Today a 40 year old patient, who became blind at 12 years of age, was brought to me.  Her elderly mother accompanied her as she carefully navigated her way to sit beside me.  Her wasted and thin arms and legs made her large abdomen appear even more prominent.  My first impression was that she was pregnant, maybe close to delivery.  She and her mother both denied a pregnancy, telling me that her abdomen had started to grow over three years ago.  My concern grew as I heard an obvious heart murmur, perhaps due to anemia.  Quiche missionary Jose Caniz, who is also a social worker, and I spoke urgently to her about the need to obtain adequate care.  The best place she could get that care would be the public hospital, and we would visit her, as well as help her with medications and tests she might need.  In fact, we offered to suspend seeing other patients and take her to the hospital, immediately, a trip of approximately 45 minutes.

 

The mother listened, along with the patient, and when she spoke, she told us that they did not have anyone who would help them, although the mother has two sons, brothers to the patient.  The two sons, she said, never brought them food or money, never offered to help their sister, and in fact, never even visited.
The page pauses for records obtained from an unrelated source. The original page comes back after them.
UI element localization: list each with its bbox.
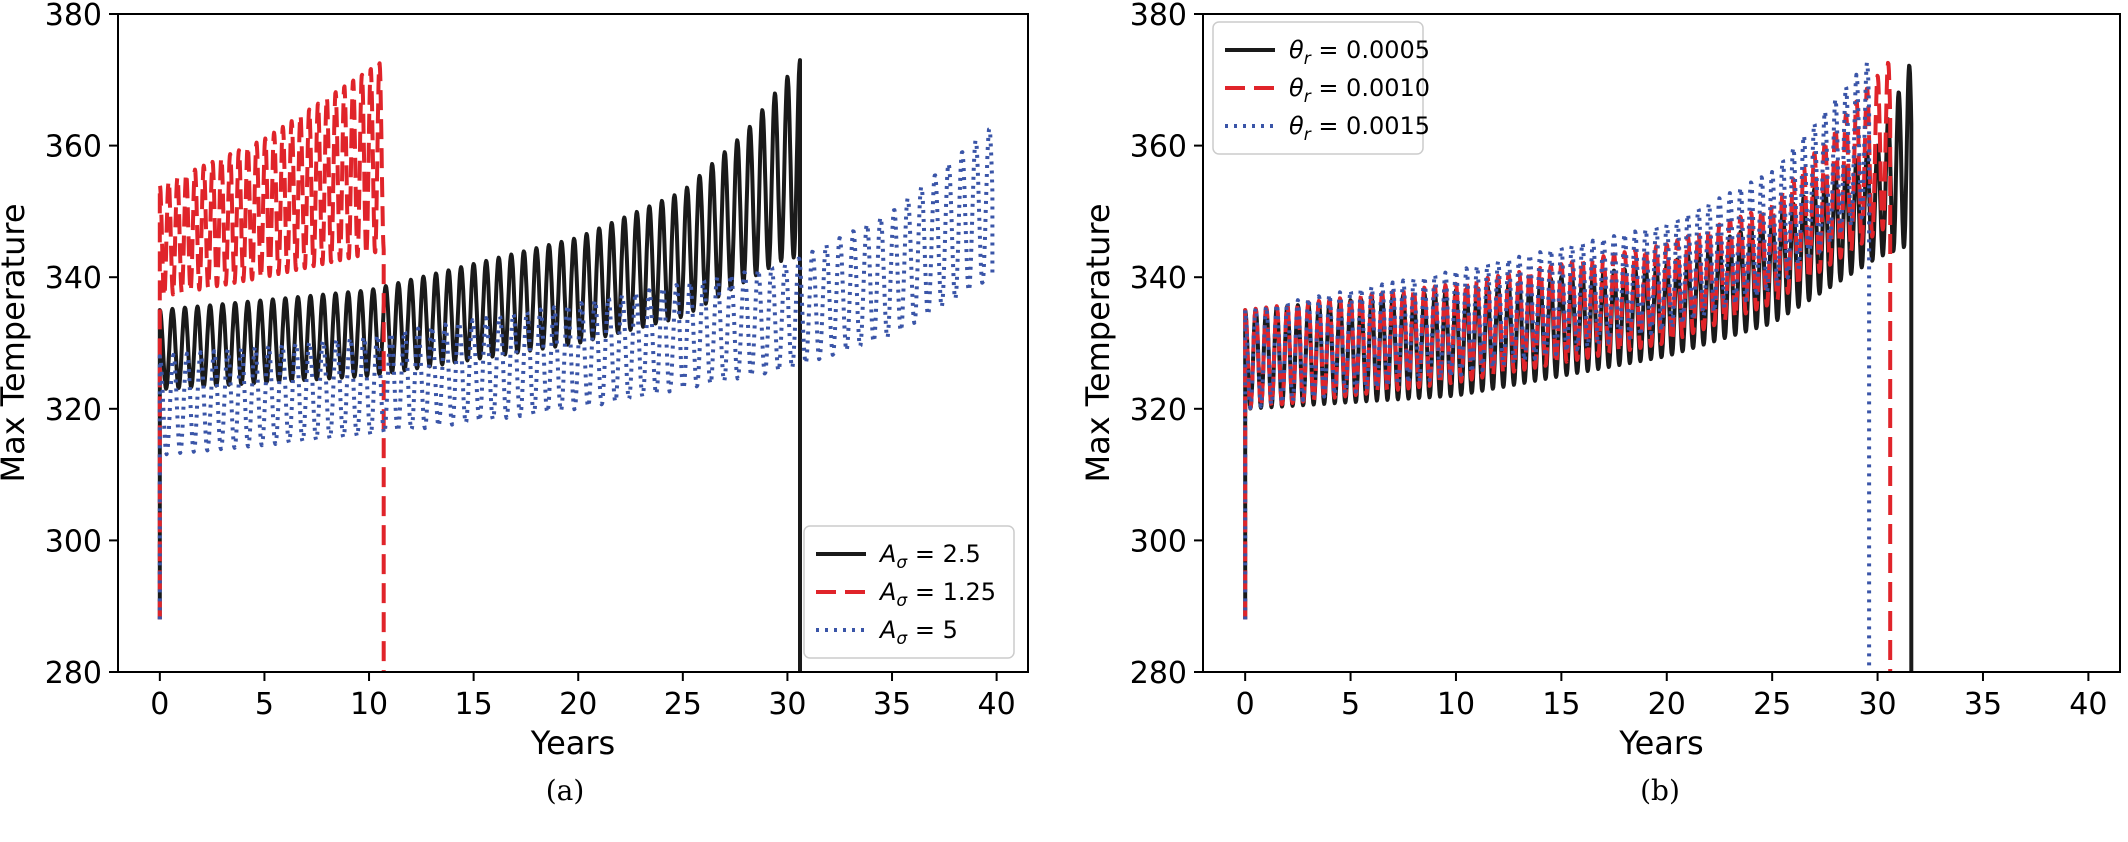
y-tick-label: 360 [1130,130,1187,165]
x-tick-label: 5 [255,687,274,722]
y-axis-title: Max Temperature [0,203,32,482]
series-line-2 [157,61,386,672]
y-tick-label: 300 [45,524,102,559]
x-tick-label: 10 [1437,687,1475,722]
plot-frame [1202,13,2121,673]
legend-label-3: θr = 0.0015 [1289,112,1430,145]
x-tick-label: 20 [1648,687,1686,722]
legend-box [803,525,1015,659]
y-tick-label: 280 [45,656,102,691]
x-axis-title: Years [1618,724,1703,762]
x-tick-label: 5 [1341,687,1360,722]
legend-label-1: θr = 0.0005 [1289,36,1430,69]
panel-caption: (b) [1640,774,1680,807]
legend-label-2: Aσ = 1.25 [878,578,996,611]
x-tick-label: 15 [1542,687,1580,722]
y-tick-label: 280 [1130,656,1187,691]
y-tick-label: 380 [1130,0,1187,33]
y-tick-label: 340 [45,261,102,296]
y-tick-label: 300 [1130,524,1187,559]
y-tick-label: 360 [45,130,102,165]
series-line-3 [1243,60,1872,672]
legend: θr = 0.0005 θr = 0.0010 θr = 0.0015 [1212,21,1430,155]
x-tick-label: 35 [1964,687,2002,722]
y-tick-label: 320 [1130,393,1187,428]
y-tick-label: 320 [45,393,102,428]
x-tick-label: 30 [768,687,806,722]
y-axis-title: Max Temperature [1079,203,1117,482]
legend-label-1: Aσ = 2.5 [878,540,981,573]
series-group [157,58,995,672]
x-tick-label: 0 [1236,687,1255,722]
x-tick-label: 40 [978,687,1016,722]
x-tick-label: 15 [455,687,493,722]
x-tick-label: 10 [350,687,388,722]
series-line-1 [157,58,802,672]
legend: Aσ = 2.5 Aσ = 1.25 Aσ = 5 [803,525,1015,659]
x-tick-label: 25 [1753,687,1791,722]
series-line-2 [1243,60,1893,672]
x-tick-label: 20 [559,687,597,722]
x-tick-label: 35 [873,687,911,722]
x-tick-label: 40 [2069,687,2107,722]
y-tick-label: 340 [1130,261,1187,296]
x-tick-label: 25 [664,687,702,722]
plot-frame [117,13,1029,673]
y-tick-label: 380 [45,0,102,33]
panel-caption: (a) [546,774,585,807]
x-axis-title: Years [530,724,615,762]
chart-panel-1: 0 5 10 15 20 25 30 35 40 280 300 320 340 360 380 Years M… [0,0,1029,807]
legend-box [1212,21,1424,155]
legend-label-3: Aσ = 5 [878,616,958,649]
legend-label-2: θr = 0.0010 [1289,74,1430,107]
x-tick-label: 0 [150,687,169,722]
x-tick-label: 30 [1858,687,1896,722]
chart-panel-2: 0 5 10 15 20 25 30 35 40 280 300 320 340 360 380 Years M… [1079,0,2121,807]
series-group [1243,60,1914,672]
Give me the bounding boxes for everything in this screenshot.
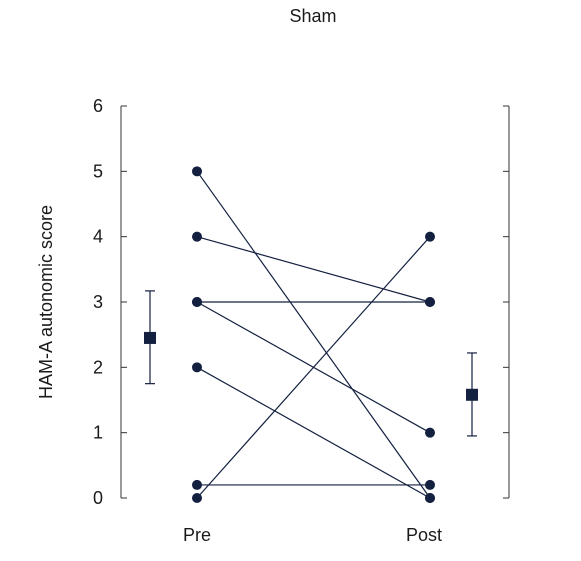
y-tick-label: 2: [93, 357, 103, 377]
left-y-axis: [120, 105, 127, 499]
post-point: [425, 297, 435, 307]
y-axis-label: HAM-A autonomic score: [36, 205, 56, 399]
post-point: [425, 427, 435, 438]
subject-line: [196, 236, 431, 499]
y-tick-label: 3: [93, 292, 103, 312]
post-point: [425, 493, 435, 503]
right-y-axis: [503, 105, 510, 499]
pre-point: [192, 479, 202, 490]
subject-points: [192, 166, 435, 503]
pre-point: [192, 297, 202, 307]
chart-title: Sham: [289, 6, 336, 26]
y-tick-labels: 0 1 2 3 4 5 6: [93, 96, 103, 508]
subject-line: [196, 366, 431, 499]
y-tick-label: 0: [93, 488, 103, 508]
pre-point: [192, 166, 202, 177]
x-category-pre: Pre: [183, 525, 211, 545]
y-tick-label: 1: [93, 423, 103, 443]
post-point: [425, 231, 435, 242]
pre-mean-marker: [144, 331, 156, 344]
y-tick-label: 4: [93, 227, 103, 247]
subject-line: [196, 236, 431, 303]
y-tick-label: 5: [93, 161, 103, 181]
pre-point: [192, 362, 202, 373]
subject-lines: [196, 170, 431, 499]
post-mean-marker: [466, 388, 478, 401]
x-category-post: Post: [406, 525, 442, 545]
summary-markers: [144, 290, 478, 437]
y-tick-label: 6: [93, 96, 103, 116]
pre-point: [192, 231, 202, 242]
pre-point: [192, 493, 202, 503]
subject-line: [196, 170, 431, 499]
post-point: [425, 479, 435, 490]
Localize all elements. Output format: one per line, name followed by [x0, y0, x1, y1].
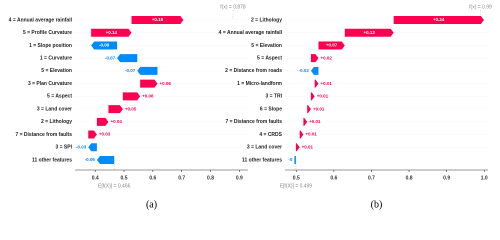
value-label: +0.01 [320, 81, 332, 86]
value-label: -0.03 [76, 144, 87, 149]
x-tick-label: 0.8 [406, 175, 413, 181]
x-tick-label: 0.9 [236, 175, 243, 181]
value-label: -0.02 [299, 68, 310, 73]
shap-bar [137, 66, 158, 75]
shap-bar [88, 130, 97, 139]
fx-label: f(x) = 0.878 [220, 4, 246, 10]
value-label: +0.06 [159, 81, 171, 86]
shap-bar [96, 156, 115, 164]
caption: (a) [146, 199, 157, 210]
shap-bar [314, 79, 319, 88]
feature-label: 4 = Annual average rainfall [9, 17, 73, 23]
fx-label: f(x) = 0.99 [469, 4, 492, 10]
value-label: +0.14 [106, 30, 118, 35]
shap-bar [140, 79, 158, 88]
value-label: +0.01 [309, 119, 321, 124]
value-label: +0.01 [313, 106, 325, 111]
feature-label: 5 = Aspect [257, 56, 282, 62]
feature-label: 5 = Aspect [47, 94, 72, 100]
value-label: +0.01 [305, 132, 317, 137]
feature-label: 3 = Land cover [247, 145, 282, 151]
value-label: +0.13 [364, 30, 376, 35]
feature-label: 1 = Micro-landform [237, 81, 282, 87]
shap-bar [393, 16, 484, 24]
feature-label: 5 = Elevation [41, 68, 72, 74]
x-tick-label: 0.8 [207, 175, 214, 181]
x-tick-label: 0.6 [330, 175, 337, 181]
feature-label: 7 = Distance from faults [225, 119, 282, 125]
shap-bar [96, 117, 109, 126]
x-tick-label: 0.5 [121, 175, 128, 181]
shap-bar [318, 41, 345, 50]
x-tick-label: 0.6 [149, 175, 156, 181]
value-label: +0.06 [142, 94, 154, 99]
shap-bar [88, 143, 97, 152]
value-label: +0.24 [433, 17, 445, 22]
value-label: +0.02 [320, 55, 332, 60]
value-label: -0.07 [105, 55, 116, 60]
feature-label: 4 = Annual average rainfall [219, 30, 283, 36]
feature-label: 7 = Distance from faults [15, 132, 72, 138]
feature-label: 3 = SPI [55, 145, 72, 151]
value-label: -0 [288, 157, 292, 162]
feature-label: 2 = Lithology [251, 17, 282, 23]
chart: 0.4 0.5 0.6 0.7 0.8 0.9 E[f(X)] = 0.466 f(x) = … [9, 4, 492, 210]
shap-bar [108, 105, 123, 114]
shap-bar [307, 105, 311, 114]
shap-bar [295, 143, 300, 152]
x-tick-label: 0.7 [368, 175, 375, 181]
x-tick-label: 0.9 [443, 175, 450, 181]
x-tick-label: 0.7 [178, 175, 185, 181]
feature-label: 5 = Profile Curvature [23, 30, 72, 36]
value-label: +0.07 [326, 43, 338, 48]
shap-bar [131, 16, 184, 24]
shap-bar [117, 54, 138, 63]
shap-bar [310, 92, 315, 101]
x-tick-label: 0.4 [92, 175, 99, 181]
feature-label: 4 = CRDS [259, 132, 282, 138]
waterfall-chart: 0.5 0.6 0.7 0.8 0.9 1.0 E[f(X)] = 0.499 f(x) = … [219, 4, 492, 210]
value-label: +0.01 [317, 94, 329, 99]
shap-bar [344, 28, 394, 37]
value-label: -0.09 [99, 43, 110, 48]
x-tick-label: 1.0 [481, 175, 488, 181]
feature-label: 2 = Lithology [41, 119, 72, 125]
shap-bar [310, 54, 319, 63]
shap-bar [299, 130, 304, 139]
value-label: +0.03 [99, 132, 111, 137]
feature-label: 11 other features [242, 157, 282, 163]
shap-bar [91, 28, 132, 37]
shap-bar [310, 66, 319, 75]
feature-label: 2 = Distance from roads [225, 68, 282, 74]
waterfall-chart: 0.4 0.5 0.6 0.7 0.8 0.9 E[f(X)] = 0.466 f(x) = … [9, 4, 248, 210]
feature-label: 11 other features [32, 157, 72, 163]
value-label: -0.07 [125, 68, 136, 73]
feature-label: 1 = Curvature [40, 56, 72, 62]
value-label: +0.18 [152, 17, 164, 22]
shap-bar [91, 41, 118, 50]
base-label: E[f(X)] = 0.499 [280, 183, 313, 189]
base-label: E[f(X)] = 0.466 [98, 183, 131, 189]
value-label: +0.01 [302, 144, 314, 149]
feature-label: 3 = Plan Curvature [28, 81, 72, 87]
x-tick-label: 0.5 [293, 175, 300, 181]
feature-label: 1 = Slope position [29, 43, 72, 49]
value-label: +0.04 [110, 119, 122, 124]
feature-label: 3 = TRI [265, 94, 282, 100]
value-label: +0.05 [125, 106, 137, 111]
caption: (b) [371, 199, 383, 210]
shap-bar [294, 156, 296, 164]
shap-bar [303, 117, 308, 126]
feature-label: 6 = Slope [260, 106, 282, 112]
value-label: -0.06 [85, 157, 96, 162]
feature-label: 5 = Elevation [251, 43, 282, 49]
shap-bar [122, 92, 141, 101]
feature-label: 3 = Land cover [37, 106, 72, 112]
The two women were alone, fighting for survival.  After we told them of the need to take the patient to the hospital, the mother told us she just didn't trust that the hospital would help her daughter.  In fact, she feared her daughter would die in the hospital.  It was just too difficult for her to agree to let her daughter go.

 

I responded, telling the mother and daughter that we would never force or push them.  The decision must be theirs, but we would help them.  I admitted that it was very possible that the daughter would die, even with hospital care, but she would surely die without it.  I told her that more important than her physical care was her eternal destination, sharing with her an incredible Hope that we have in Jesus, Who comforts us in the face of great pain and disaster.  They listened as I shared the Gospel message with them, and decided they would wait and see what would happen.

 

When they left, I sent the two Quiche missionaries to the store to purchase a wide variety of food to take to them.  I asked them to make sure the mother and daughter know we will help them, unconditionally, and that the grace of God is free, but not cheap.  It cannot be purchased, because none of us could pay the price.  It is that priceless.